1. What are regular expressions?

A regular expression, commonly abbreviated as “regex”, or “regexp”, is a sequence of alphanumeric characters and symbols from the ASCII character set forming a text-matching template.

At its simplest, a regexp can be used for case-sensitive searching. Most characters from the ASCII character set match themselves; hence, “Glucose” and “glucose” match themselves, but not each other.

The exceptions are the reserved characters, which are

   $  .  ^  *  ?  (  )  \  <  >  {  }  [  ]  +  -

To search for these characters, each must be preceded each by a backslash ‘\’, a process referred to as “escaping”:

   \$  \.  \*  \?  \(  \)  \\  \<  \>  \{  \}  \[  \] \+ \-

2. What are the meanings of these special characters?

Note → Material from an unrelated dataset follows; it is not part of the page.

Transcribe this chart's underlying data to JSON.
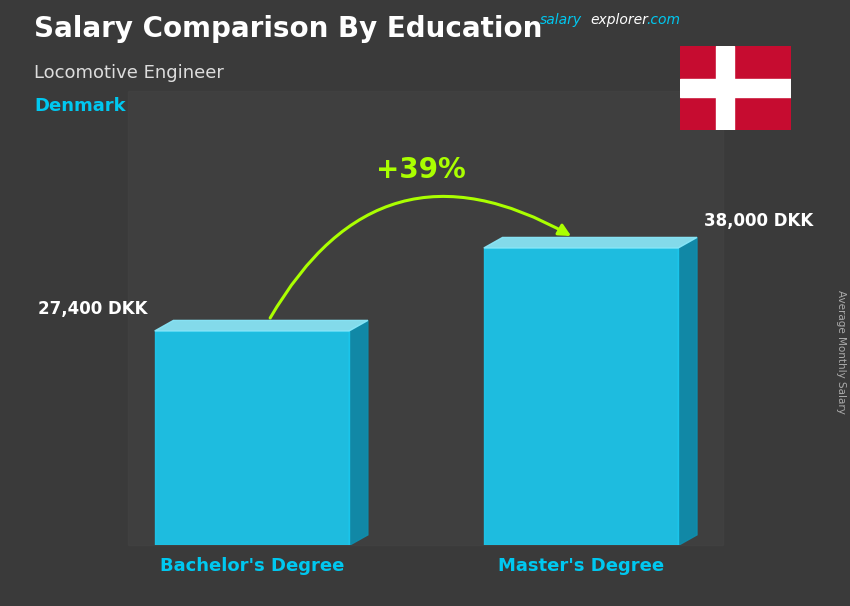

To search for zero or more occurrences in a text string, append the ‘*’ symbol to that character. The regexp

a*

would match the null string ‘’, as well as ‘a’, ‘aa’, ‘aaa’, etc.

a+

would match one or more occurrences of ‘a’, thus: ‘a’, ‘aa’, or ‘aaa’, etc.

ab?

would specify that ‘a’ is followed optionally by a ‘b’.

The full stop, or period, symbol matches any single character except a NEWLINE.
Therefore, the regexp

.*

matches zero or more occurrences of any character. This is a powerful regexp, which should be used with caution since it can match more characters than anticipated.

   [  ]  -

Square brackets are used to denote ranges of characters, thus [a-z] matches any single lowercase letter; [A-Z] matches any capital letter; [A-Zabc] matches any capital letter or any of the lowercase letters a, b or c (but not d through z); [A-Za-z] would match any single letter, [0-9] any single digit. Ranges can also be combined with the wildcard characters *, + and ?, so that, for example, [0-9]+ matches one or more digits. Since the full stop is a reserved character, to match an EC number the following regexp could be used:

   [0-9]+\.[0-9]+\.[0-9]+\.[0-9]+